Y lo que entonces comenzó fue como el juego de dos aves en el cielo limpio, no siempre la misma la que persigue, no siempre la misma la perseguida, sino que la voz de Irina iba delante, y yo la seguía, o era ella quien seguía en sus caídas ásperas la flauta como si formasen círculos en que el sonido y la voz se absorbiesen, se suplantasen o formasen una sola sonoridad, voz más flauta, sumados, esa voz que rebosa la anchura de la flauta, o esa cinta de música que se cierra sobre la voz y la aprisiona, lo cual pudo ser muy sorprendente para la señora Fletcher, que abandonó su propia contemplación interior, y para la doctora Grass, que se alertó como en la parte más intensa de un concierto, y dio muestras visibles de inteligencia; incluso lo fue para el profesor Wagner, que interrumpió la dulce somnolencia a que se había entregado y no sé si escuchó atento o contempló entusiasmado, nada de lo cual me importaba tanto como el hecho de que Irina hubiera cerrado los ojos, y abandonado su mano la pistola, pues la sacó del bolsillo y dejó caer el brazo a lo largo del cuerpo. Yo había confiado a la música un mensaje, algo así como un «soy yo» que sólo Irina podía descifrar, pero, al mismo tiempo, la voz de Irina me preguntaba angustiosamente. «¿Eres tú?», y mi respuesta parecía resbalar, sin penetrarla. En cualquier caso, al extinguirse su voz y el hilo de la flauta, nada de su conducta me dio a entender que me hubiera reconocido, ni nada de la mía le reveló quién era. El acontecimiento se redujo a un éxito de alcance escaso, plácemes y aplausos, no más allá de las paredes del salón, ya que el hombre que vigilaba fuera no dejó de pasear, de esperar, insensible al melodrama sonoro que
sus oídos escuchaban. Se inició una conversación general que pronto recayó en los temas candentes, la suerte incierta de la señora Fletcher, la importancia de la investigación científica para el desarrollo de las armas estratégicas, la guerra y la victoria. Llegó un momento en que yo ya había tratado con el profesor Wagner de todo lo que tenía que tratar, y aunque su amabilidad perseveraba, e incluso parecía feliz de mi aparición y breves relaciones, nada indicaba que, por alguna razón tácita, debiéramos de volver a vernos. Aproveché, para despedirme, la llegada del colega que enseñaba al niño a jugar al ajedrez. La señora Fletcher se mostró particularmente amable. La señorita Grass se excedió en zalemas (la insistencia en llamarme Von Bülov me dio a entender que sentía especial admiración por la nobleza, se ocupase o no en cuestiones científicas), y el profesor Wagner me abrazó:
– No dude en visitarme cuando vuelva a Berlín. Tendré verdadero gusto en charlar con usted.

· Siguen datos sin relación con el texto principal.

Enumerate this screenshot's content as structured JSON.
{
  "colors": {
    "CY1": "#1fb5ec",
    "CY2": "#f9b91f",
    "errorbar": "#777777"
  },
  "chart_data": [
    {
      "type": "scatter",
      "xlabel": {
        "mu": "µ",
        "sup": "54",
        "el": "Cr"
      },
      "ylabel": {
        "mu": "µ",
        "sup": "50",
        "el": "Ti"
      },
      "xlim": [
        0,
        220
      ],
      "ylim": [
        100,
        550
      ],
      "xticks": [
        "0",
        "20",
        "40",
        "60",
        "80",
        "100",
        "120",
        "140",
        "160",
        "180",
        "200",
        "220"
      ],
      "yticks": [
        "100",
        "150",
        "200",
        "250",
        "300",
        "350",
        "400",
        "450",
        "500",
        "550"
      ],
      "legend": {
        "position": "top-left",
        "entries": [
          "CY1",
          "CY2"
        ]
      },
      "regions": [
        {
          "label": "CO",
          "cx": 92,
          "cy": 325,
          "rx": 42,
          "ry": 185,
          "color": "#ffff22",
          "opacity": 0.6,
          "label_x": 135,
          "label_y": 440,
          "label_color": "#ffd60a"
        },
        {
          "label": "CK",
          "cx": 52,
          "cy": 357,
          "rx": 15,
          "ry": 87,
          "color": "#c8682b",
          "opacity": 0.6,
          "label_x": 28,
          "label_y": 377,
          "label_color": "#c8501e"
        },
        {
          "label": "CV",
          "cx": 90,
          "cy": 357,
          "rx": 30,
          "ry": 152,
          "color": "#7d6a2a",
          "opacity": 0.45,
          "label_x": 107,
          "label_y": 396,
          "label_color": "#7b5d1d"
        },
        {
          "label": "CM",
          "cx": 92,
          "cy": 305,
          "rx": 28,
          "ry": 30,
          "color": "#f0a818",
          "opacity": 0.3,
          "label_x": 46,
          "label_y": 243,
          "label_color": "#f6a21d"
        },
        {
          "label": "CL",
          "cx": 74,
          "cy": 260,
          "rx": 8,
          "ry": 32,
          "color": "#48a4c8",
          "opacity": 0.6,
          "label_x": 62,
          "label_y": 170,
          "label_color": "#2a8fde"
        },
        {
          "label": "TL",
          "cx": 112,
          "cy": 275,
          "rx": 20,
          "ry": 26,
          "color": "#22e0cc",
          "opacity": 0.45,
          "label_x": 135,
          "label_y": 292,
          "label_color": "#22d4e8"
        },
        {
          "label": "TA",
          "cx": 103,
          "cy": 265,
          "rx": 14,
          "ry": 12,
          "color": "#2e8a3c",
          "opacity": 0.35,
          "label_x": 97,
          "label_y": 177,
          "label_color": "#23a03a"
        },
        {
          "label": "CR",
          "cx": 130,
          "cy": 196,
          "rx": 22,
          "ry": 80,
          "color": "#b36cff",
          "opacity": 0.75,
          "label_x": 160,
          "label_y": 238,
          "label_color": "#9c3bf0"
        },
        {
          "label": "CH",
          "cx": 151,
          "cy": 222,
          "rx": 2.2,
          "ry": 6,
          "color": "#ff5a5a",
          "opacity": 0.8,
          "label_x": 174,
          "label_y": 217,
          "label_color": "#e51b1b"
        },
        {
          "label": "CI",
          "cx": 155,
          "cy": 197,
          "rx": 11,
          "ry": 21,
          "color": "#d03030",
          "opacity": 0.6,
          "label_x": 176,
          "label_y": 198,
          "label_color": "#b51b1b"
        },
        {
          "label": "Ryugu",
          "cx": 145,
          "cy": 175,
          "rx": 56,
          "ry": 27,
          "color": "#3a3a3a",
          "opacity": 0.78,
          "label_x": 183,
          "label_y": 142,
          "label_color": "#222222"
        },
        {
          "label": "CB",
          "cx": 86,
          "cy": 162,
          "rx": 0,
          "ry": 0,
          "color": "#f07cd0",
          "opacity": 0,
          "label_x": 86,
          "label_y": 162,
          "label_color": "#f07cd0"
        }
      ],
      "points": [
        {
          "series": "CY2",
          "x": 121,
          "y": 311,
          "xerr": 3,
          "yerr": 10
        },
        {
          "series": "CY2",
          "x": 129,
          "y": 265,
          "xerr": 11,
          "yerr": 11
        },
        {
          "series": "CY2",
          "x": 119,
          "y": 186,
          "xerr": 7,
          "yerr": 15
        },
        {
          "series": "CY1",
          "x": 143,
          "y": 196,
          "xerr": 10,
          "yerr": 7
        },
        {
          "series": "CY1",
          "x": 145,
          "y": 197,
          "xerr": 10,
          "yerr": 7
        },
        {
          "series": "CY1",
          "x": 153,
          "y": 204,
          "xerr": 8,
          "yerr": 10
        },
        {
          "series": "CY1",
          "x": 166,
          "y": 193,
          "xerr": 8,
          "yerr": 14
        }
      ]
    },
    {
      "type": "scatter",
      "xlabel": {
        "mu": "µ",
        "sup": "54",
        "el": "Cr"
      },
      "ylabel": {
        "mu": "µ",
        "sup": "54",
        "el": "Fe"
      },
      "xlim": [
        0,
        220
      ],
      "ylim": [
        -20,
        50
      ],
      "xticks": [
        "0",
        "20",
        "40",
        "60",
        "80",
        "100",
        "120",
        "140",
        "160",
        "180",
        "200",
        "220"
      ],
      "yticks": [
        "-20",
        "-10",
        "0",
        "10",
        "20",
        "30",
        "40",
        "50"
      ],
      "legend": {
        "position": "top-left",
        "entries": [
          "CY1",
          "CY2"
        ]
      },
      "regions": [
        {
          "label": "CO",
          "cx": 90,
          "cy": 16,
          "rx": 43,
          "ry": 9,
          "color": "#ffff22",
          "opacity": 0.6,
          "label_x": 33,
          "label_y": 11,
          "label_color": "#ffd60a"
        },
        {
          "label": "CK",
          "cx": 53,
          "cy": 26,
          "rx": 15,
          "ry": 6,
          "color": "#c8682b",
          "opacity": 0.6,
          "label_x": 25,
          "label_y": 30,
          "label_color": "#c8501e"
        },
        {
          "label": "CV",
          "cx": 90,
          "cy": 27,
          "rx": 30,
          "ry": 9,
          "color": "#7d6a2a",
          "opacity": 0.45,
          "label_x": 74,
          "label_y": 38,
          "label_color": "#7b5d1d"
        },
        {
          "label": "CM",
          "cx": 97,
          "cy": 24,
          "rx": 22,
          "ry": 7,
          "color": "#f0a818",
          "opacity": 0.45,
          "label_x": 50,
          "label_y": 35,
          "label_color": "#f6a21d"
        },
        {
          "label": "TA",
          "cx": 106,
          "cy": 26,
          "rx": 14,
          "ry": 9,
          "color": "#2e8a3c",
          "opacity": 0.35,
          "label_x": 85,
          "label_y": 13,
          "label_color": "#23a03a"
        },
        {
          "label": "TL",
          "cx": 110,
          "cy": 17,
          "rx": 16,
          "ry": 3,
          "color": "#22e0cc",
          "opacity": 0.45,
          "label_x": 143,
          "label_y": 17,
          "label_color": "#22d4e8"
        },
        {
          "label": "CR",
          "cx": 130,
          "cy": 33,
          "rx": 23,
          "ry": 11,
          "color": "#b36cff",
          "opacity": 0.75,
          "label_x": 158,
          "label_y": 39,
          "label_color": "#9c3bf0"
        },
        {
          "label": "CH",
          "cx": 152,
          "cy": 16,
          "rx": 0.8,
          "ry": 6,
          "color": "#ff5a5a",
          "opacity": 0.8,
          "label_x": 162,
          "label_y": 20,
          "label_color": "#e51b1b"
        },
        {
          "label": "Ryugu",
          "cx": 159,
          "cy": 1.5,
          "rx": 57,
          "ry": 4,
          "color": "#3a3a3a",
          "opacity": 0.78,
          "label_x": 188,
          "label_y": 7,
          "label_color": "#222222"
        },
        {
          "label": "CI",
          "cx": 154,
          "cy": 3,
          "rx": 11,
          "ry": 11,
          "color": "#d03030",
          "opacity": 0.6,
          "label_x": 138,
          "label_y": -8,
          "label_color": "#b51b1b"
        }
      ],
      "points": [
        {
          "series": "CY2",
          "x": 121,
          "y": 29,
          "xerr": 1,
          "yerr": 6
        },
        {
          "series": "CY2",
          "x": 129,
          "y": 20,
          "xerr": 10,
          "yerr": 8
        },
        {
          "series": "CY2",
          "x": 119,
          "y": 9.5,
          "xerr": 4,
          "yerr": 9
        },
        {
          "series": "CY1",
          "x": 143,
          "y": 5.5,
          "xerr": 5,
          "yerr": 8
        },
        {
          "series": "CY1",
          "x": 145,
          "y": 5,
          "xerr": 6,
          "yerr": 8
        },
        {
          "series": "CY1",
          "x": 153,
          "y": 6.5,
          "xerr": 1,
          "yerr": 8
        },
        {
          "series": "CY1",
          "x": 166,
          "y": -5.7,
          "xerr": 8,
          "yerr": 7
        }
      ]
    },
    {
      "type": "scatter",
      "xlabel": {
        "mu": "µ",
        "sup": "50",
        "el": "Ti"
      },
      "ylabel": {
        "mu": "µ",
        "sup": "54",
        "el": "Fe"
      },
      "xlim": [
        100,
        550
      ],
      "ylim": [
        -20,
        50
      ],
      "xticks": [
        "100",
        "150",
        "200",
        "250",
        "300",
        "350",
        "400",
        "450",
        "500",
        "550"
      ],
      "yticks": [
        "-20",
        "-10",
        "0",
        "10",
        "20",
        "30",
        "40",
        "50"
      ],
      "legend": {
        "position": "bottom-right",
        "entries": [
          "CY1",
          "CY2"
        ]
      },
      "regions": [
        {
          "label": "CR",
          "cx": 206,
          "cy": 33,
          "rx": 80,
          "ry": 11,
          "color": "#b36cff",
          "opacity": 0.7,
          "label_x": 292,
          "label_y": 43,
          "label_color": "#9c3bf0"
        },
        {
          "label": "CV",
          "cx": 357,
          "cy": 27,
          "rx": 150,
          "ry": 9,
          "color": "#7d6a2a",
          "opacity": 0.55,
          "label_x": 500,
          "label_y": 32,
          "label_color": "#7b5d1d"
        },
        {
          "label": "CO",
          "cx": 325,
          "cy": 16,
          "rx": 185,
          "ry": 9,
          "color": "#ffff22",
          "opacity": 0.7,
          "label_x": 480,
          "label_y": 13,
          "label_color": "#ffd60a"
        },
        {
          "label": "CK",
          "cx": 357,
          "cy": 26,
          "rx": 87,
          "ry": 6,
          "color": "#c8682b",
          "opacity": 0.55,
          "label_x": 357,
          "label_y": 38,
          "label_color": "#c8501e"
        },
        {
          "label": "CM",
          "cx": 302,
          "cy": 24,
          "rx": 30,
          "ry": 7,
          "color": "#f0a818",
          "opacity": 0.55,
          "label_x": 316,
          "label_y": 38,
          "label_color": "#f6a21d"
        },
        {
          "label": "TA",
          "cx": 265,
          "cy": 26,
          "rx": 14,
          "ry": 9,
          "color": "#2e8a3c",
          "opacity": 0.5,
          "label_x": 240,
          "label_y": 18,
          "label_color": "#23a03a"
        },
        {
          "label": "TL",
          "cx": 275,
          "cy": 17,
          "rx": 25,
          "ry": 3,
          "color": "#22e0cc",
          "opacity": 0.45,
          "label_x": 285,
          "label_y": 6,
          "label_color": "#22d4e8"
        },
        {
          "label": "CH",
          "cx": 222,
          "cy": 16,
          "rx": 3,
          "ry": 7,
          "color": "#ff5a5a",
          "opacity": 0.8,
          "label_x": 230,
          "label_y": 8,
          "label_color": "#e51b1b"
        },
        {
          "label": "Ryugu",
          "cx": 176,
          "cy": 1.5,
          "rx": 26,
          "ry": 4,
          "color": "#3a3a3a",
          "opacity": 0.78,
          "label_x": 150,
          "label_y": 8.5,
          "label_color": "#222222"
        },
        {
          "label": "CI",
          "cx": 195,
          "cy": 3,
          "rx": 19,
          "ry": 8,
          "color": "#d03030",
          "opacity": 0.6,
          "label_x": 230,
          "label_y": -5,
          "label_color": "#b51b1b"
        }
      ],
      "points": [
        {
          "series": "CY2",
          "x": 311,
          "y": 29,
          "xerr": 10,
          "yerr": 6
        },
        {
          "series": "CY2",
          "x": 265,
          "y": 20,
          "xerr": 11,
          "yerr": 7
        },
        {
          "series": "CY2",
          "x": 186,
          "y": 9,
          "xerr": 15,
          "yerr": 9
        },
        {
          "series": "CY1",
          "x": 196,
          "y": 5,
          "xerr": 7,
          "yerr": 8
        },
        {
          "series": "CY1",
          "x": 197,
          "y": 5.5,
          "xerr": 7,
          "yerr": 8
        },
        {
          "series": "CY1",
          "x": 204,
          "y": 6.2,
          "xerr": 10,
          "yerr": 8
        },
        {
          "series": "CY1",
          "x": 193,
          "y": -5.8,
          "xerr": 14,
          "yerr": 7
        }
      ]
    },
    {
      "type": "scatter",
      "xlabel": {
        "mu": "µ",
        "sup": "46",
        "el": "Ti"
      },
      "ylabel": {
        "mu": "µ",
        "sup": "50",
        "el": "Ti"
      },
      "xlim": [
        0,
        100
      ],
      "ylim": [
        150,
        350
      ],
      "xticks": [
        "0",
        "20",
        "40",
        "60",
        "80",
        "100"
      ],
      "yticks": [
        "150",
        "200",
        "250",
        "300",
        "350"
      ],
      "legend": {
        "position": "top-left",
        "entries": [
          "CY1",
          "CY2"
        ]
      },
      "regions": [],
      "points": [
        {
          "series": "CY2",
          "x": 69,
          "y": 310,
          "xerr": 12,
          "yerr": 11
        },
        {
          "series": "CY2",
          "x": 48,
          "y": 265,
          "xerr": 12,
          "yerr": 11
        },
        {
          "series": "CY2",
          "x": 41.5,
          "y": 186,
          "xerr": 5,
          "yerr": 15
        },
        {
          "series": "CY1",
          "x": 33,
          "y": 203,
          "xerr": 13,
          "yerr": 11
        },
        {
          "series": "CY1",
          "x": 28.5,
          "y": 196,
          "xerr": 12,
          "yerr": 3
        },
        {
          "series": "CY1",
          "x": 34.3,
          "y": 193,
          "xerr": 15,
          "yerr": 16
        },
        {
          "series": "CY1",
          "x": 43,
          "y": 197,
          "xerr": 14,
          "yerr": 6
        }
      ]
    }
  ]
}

Y se acabó. Irina se había puesto un abrigo ligero. Entonces comprendí que, en aquel momento, podía perderla, pero también comprometerla con cualquier acto mío que pudiera hacerla sospechosa. Tuve la rápida ocurrencia de recurrir al anillo. Lo busqué en el chaleco y me lo puse ostensiblemente en el dedo. Me miraba, curiosa, la señora Fletcher.
– Tengo la costumbre de quitármelo cuando toco -le expliqué-; yo creo que es una costumbre supersticiosa -pero ella había descubierto ya que las manos enlazadas podían separarse, juntarse de otro modo, y las restantes gracias combinatorias de semejante clase de anillos.
– ¡A ver, a ver!
Lo dejé en sus manos, que lo descompusiera y recompusiera a su gusto. Irina asistía a la operación, la había comprendido. Nos bastó una mirada.
– Si el profesor Von Bülov no tiene inconveniente, me gustaría que me llevase en su coche hasta unos almacenes. Quedan bastante lejos y tengo poco tiempo para ir en el Metro.